Steve Kinney

Recording HARs for Network Isolation

Shelf talks to the Open Library API to look up books. It’s a lovely free service—and also not something I want my end-to-end test suite to depend on.

Here’s the problem in one paragraph. Your CI runs a test that searches for “Station Eleven” against the real Open Library API. Most days it works. Some days Open Library is slow, and the test times out. Some days they change the response shape slightly, and your test starts asserting on fields that have moved. One day they rate-limit you, because of course they do, and every test that touches book search fails at once. Your main branch turns red and your team spends twenty minutes figuring out that it’s not your code—it’s somebody else’s server having a bad afternoon.

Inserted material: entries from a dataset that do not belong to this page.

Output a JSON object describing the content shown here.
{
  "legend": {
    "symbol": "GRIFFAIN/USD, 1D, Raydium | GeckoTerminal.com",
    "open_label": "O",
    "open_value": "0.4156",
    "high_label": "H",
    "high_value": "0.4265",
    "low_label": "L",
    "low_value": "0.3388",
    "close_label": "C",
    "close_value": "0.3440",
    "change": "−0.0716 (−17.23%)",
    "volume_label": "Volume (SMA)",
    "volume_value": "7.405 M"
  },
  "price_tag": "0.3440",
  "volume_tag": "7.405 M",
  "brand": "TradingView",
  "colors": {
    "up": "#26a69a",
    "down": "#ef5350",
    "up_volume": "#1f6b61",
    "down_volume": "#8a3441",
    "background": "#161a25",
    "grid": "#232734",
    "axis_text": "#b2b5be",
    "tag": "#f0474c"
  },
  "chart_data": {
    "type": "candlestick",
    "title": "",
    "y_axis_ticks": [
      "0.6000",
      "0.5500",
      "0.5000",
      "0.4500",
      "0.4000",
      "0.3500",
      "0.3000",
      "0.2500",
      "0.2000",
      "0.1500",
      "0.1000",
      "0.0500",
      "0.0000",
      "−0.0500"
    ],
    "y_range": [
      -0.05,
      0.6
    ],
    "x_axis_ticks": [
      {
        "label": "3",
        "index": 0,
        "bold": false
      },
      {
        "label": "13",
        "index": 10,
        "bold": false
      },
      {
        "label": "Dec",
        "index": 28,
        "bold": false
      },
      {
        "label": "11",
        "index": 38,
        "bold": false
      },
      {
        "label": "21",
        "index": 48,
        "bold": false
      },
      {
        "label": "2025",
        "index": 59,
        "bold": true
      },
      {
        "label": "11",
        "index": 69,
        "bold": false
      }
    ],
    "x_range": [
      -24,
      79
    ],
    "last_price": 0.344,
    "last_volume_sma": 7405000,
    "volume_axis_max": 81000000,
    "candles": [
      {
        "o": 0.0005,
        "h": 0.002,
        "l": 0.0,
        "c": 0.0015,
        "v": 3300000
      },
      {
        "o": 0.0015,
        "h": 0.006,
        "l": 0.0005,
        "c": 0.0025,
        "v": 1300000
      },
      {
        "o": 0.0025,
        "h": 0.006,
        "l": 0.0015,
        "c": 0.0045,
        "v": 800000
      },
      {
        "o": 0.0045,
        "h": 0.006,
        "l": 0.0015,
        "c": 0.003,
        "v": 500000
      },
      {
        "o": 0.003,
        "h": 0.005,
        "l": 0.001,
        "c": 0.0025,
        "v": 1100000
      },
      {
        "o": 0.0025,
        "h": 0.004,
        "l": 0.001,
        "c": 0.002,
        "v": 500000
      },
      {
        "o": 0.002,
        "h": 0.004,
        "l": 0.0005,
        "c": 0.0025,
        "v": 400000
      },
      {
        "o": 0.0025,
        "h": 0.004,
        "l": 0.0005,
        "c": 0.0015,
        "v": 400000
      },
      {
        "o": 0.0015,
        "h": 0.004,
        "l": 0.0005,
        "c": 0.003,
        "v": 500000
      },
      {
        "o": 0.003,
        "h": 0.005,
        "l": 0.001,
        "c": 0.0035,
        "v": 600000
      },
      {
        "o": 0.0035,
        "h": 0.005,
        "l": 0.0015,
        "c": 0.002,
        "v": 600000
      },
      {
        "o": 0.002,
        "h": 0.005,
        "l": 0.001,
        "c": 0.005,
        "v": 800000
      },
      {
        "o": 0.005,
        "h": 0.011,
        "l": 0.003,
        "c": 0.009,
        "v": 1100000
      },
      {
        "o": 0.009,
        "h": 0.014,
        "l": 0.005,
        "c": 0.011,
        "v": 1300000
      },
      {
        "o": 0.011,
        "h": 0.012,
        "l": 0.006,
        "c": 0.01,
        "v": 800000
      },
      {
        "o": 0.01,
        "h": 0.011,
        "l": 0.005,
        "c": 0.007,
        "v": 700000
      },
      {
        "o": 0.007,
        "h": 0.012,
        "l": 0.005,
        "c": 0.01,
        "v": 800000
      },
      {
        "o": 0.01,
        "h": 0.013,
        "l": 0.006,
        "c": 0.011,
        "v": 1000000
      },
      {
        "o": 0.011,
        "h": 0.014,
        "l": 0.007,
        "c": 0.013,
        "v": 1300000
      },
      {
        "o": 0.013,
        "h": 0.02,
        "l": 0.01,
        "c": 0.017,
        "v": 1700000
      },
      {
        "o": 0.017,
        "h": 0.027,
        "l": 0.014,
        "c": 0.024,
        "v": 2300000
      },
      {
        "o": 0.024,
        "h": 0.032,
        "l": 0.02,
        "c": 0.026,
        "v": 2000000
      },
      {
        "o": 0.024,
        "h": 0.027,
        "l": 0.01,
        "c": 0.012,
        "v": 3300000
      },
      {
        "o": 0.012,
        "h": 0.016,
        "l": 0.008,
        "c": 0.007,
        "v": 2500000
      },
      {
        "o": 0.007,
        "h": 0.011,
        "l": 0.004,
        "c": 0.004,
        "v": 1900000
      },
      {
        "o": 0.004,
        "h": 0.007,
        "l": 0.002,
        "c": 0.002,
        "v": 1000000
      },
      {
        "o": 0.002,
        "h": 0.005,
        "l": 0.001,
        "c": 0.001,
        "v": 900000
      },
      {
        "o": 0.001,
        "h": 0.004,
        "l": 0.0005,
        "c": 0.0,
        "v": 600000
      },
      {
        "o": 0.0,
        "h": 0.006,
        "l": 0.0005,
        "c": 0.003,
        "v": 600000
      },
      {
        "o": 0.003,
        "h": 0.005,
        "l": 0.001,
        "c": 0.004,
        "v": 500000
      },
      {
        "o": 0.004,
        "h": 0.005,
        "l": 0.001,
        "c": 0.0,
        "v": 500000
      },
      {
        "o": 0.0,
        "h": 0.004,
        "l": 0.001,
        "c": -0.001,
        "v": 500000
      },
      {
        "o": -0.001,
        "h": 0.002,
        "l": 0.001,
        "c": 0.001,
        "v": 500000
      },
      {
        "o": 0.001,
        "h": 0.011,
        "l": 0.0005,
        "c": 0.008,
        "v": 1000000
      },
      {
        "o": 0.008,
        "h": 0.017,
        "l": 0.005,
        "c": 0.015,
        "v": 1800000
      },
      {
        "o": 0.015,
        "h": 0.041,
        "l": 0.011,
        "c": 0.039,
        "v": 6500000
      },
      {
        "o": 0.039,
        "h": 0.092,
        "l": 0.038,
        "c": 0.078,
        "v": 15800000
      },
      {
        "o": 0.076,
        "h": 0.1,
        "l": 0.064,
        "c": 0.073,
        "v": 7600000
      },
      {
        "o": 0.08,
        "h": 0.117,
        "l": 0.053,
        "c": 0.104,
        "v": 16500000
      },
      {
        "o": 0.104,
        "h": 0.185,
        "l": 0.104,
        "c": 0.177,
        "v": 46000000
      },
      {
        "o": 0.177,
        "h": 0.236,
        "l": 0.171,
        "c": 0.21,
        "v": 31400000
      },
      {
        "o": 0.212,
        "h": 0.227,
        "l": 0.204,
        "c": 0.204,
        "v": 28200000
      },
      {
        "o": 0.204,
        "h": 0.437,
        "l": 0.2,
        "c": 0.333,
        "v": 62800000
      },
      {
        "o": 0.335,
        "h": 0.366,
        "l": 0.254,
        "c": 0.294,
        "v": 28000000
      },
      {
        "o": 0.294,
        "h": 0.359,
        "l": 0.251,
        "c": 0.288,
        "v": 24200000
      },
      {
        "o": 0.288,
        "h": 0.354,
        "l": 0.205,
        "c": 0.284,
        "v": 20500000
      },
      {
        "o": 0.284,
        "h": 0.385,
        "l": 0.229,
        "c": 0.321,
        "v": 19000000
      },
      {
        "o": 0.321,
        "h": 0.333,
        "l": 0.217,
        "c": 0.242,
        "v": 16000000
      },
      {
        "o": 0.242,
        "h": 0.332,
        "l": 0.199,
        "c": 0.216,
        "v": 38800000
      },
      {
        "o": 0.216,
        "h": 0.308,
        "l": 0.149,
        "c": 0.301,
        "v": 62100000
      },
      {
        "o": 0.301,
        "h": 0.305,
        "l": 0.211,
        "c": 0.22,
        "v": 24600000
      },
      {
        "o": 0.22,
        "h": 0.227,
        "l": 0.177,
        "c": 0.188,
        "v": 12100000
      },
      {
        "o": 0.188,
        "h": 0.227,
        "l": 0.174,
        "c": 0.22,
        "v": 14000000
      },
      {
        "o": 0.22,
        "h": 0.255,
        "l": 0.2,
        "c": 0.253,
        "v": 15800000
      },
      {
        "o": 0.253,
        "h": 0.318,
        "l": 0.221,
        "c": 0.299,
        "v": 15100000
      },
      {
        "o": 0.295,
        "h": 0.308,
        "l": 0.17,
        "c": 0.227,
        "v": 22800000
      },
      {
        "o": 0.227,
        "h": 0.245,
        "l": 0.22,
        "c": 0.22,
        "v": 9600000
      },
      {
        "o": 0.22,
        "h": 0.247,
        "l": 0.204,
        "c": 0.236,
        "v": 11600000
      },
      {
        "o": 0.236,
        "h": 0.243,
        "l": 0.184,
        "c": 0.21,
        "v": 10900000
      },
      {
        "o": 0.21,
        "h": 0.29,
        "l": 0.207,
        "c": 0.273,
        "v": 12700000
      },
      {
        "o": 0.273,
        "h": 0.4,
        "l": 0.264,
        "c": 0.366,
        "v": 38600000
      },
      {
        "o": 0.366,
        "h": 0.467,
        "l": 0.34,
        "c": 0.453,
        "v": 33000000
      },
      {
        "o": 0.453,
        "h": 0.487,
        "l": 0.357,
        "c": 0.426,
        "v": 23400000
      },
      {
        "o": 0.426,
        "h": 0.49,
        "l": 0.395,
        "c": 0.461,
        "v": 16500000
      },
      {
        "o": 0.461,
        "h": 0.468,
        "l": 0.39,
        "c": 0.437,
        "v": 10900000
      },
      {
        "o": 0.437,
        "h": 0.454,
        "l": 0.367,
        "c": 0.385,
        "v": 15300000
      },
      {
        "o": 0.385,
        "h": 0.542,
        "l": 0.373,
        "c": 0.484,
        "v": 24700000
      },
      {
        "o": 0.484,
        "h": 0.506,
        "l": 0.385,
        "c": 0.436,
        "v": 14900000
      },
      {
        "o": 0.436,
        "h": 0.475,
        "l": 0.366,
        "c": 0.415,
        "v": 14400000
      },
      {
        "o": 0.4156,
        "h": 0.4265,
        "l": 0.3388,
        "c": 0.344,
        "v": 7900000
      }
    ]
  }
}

The solution is not to “make the test more resilient.” The solution is to stop hitting the real server in tests and replay a recording instead. Playwright has a built-in tool for this, called HAR recording, and it is one of the most underused features in the whole framework.

What a HAR file is

HAR stands for HTTP Archive. It’s a JSON format—standardized, though every tool adds its own flavor—that records an entire HTTP session: every request, every response, every header, every body, every timing. Chrome DevTools’ Network tab can export one. curl can sort of export one. Playwright can both record and replay them.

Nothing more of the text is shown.